Wow, what a poorly conceived ad campaign.Not always. Because you have no context during a trailer, a lot of times you don't remember it because the details are meaningless. It just looks cool so you go see the movie. So even if someone get's shot or whatever, there is a high likelihood you would forget when actually watching the movie.
Hard to say. Because Aerith's death was spoiled in the trailer for FF7 in 1997. But again, it was just random shit jumbled in a trailer, so I never made the connection and certainly didn't remember seeing the trailer weeks into the game when I finally got to that scene.
It kind of sounds like you're just relying on people having poor memories or not taking in the information. But... if that's what you're relying on, isn't that a tacit admission that if they did remember the information, their experience would be negatively impacted?

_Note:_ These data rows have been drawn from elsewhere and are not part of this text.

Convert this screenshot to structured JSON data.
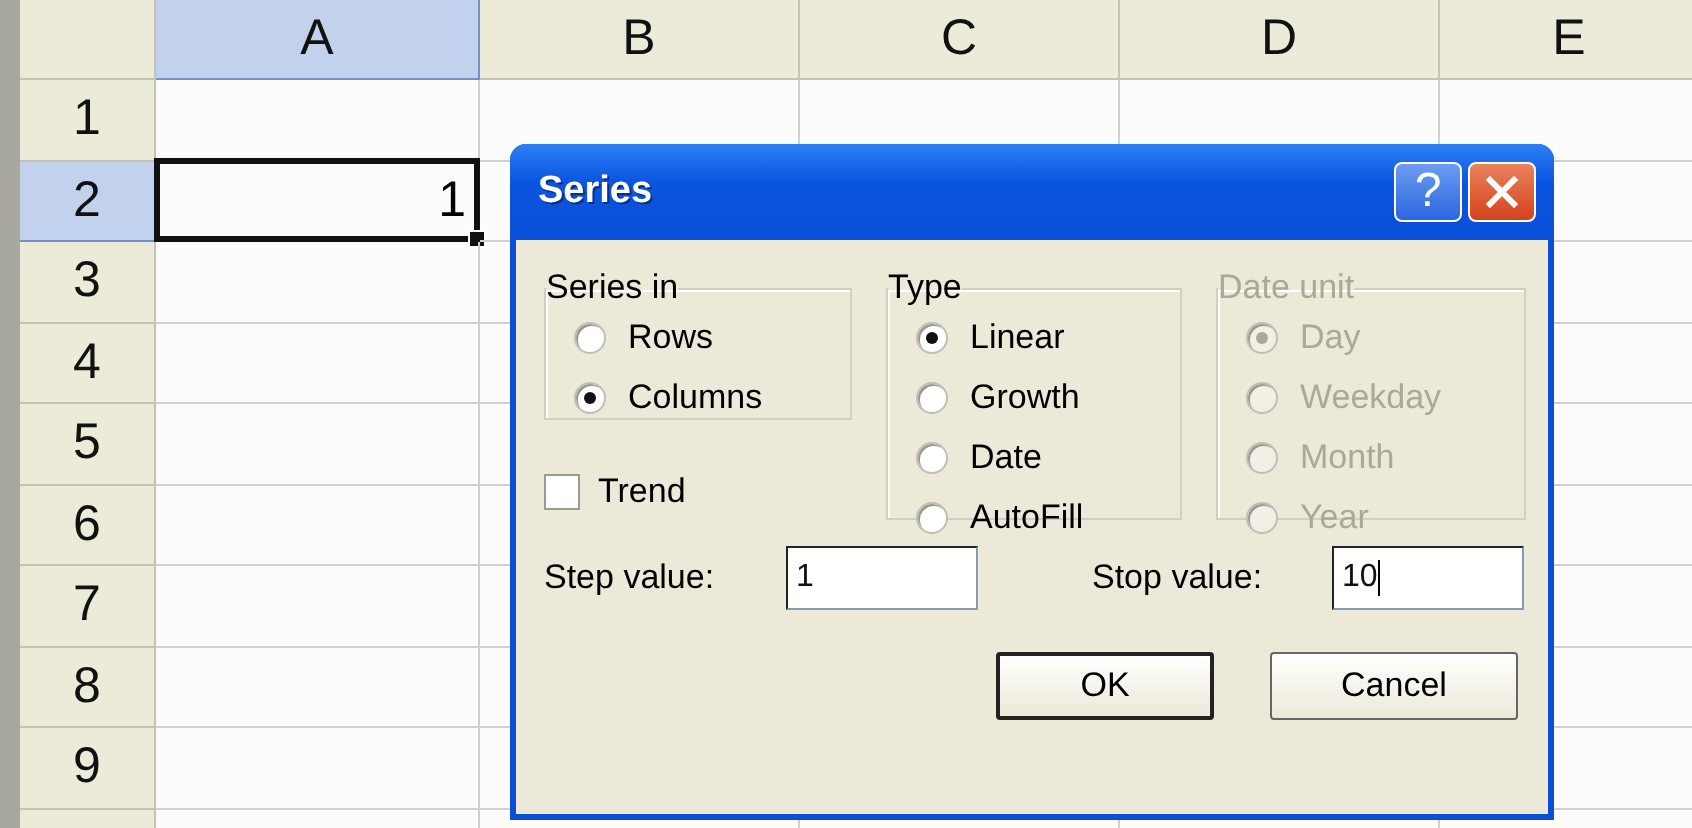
{
  "sheet": {
    "columns": [
      {
        "label": "A",
        "selected": true
      },
      {
        "label": "B",
        "selected": false
      },
      {
        "label": "C",
        "selected": false
      },
      {
        "label": "D",
        "selected": false
      },
      {
        "label": "E",
        "selected": false
      }
    ],
    "rows": [
      {
        "header": "1",
        "selected": false
      },
      {
        "header": "2",
        "selected": true,
        "cells": [
          {
            "value": "1",
            "selected": true
          }
        ]
      },
      {
        "header": "3",
        "selected": false
      },
      {
        "header": "4",
        "selected": false
      },
      {
        "header": "5",
        "selected": false
      },
      {
        "header": "6",
        "selected": false
      },
      {
        "header": "7",
        "selected": false
      },
      {
        "header": "8",
        "selected": false
      },
      {
        "header": "9",
        "selected": false
      }
    ]
  },
  "dialog": {
    "title": "Series",
    "help_label": "?",
    "groups": [
      {
        "title": "Series in",
        "disabled": false,
        "options": [
          {
            "label": "Rows",
            "selected": false
          },
          {
            "label": "Columns",
            "selected": true
          }
        ]
      },
      {
        "title": "Type",
        "disabled": false,
        "options": [
          {
            "label": "Linear",
            "selected": true
          },
          {
            "label": "Growth",
            "selected": false
          },
          {
            "label": "Date",
            "selected": false
          },
          {
            "label": "AutoFill",
            "selected": false
          }
        ]
      },
      {
        "title": "Date unit",
        "disabled": true,
        "options": [
          {
            "label": "Day",
            "selected": true
          },
          {
            "label": "Weekday",
            "selected": false
          },
          {
            "label": "Month",
            "selected": false
          },
          {
            "label": "Year",
            "selected": false
          }
        ]
      }
    ],
    "trend": {
      "label": "Trend",
      "checked": false
    },
    "fields": [
      {
        "label": "Step value:",
        "value": "1",
        "focused": false
      },
      {
        "label": "Stop value:",
        "value": "10",
        "focused": true
      }
    ],
    "buttons": [
      {
        "label": "OK",
        "default": true
      },
      {
        "label": "Cancel",
        "default": false
      }
    ]
  }
}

OK, lemme put it this way.Now the argument does hold a little water in the age of the internet, being that you can stumble into spoilers of a game or film that you are about to play/watch. For example I learned about other companions in GoW well before I ever got there.
However I am a weird person. In middle school I had a friend who somehow got all the Dragonball Z episodes in Japanese whereas I only could watch Toonami in the U.S. So he knew everything that was going to happen way before me, and he would tell me about Gohan going SS2, or how Freeza get's fucked up. For me, it only made me more excited to see it for myself. I never ever considered spoilers a thing, and to this day I don't understand how spoilers mean shit to grown ass adults.
Authors, creators etc purposefully design their work to curate when and how people find things out. They put thought and effort into the lead-up, the framing, the atmospherics. All to elicit a specific reaction in that moment.
Why would they do that, if the experience of the work is exactly the same when someone hands you a play-by-play of the events in advance?
The truth is that creators know very clearly that there is value in the reveal.
But most people acknowledge that viewing something for the second or third time isn't as enjoyable. That's why it's common for people to wish they could experience something for the first time again.Getting mad at a spoiler is like saying you can never play or watch the same game or movie, or read the same comic ever again because you know everything that's going to happen. And that's just a really dumb take imo. A spoiler that "ruins" a big moment is frankly hard to have happen because it's the context that makes the big moment have impact. The acting, the sound, the music, the build up to that moment is what causes the moment to be impactful, not some weird lack of knowledge.
This is just an appeal to the extent of the spoiler, not the principle.Another example is horror movies. You know these fucking kids is gonna get got, but then tension of when and how is what makes those movies hit people.
So, you say yourself here that there's "tension" in wondering about the when and how. So it goes to reason that if someone tells you the when and how in advance... then that tension is gone. Yes?
So take that just one step further. When, how, and /whether/. There's tension in whether something will happen or not.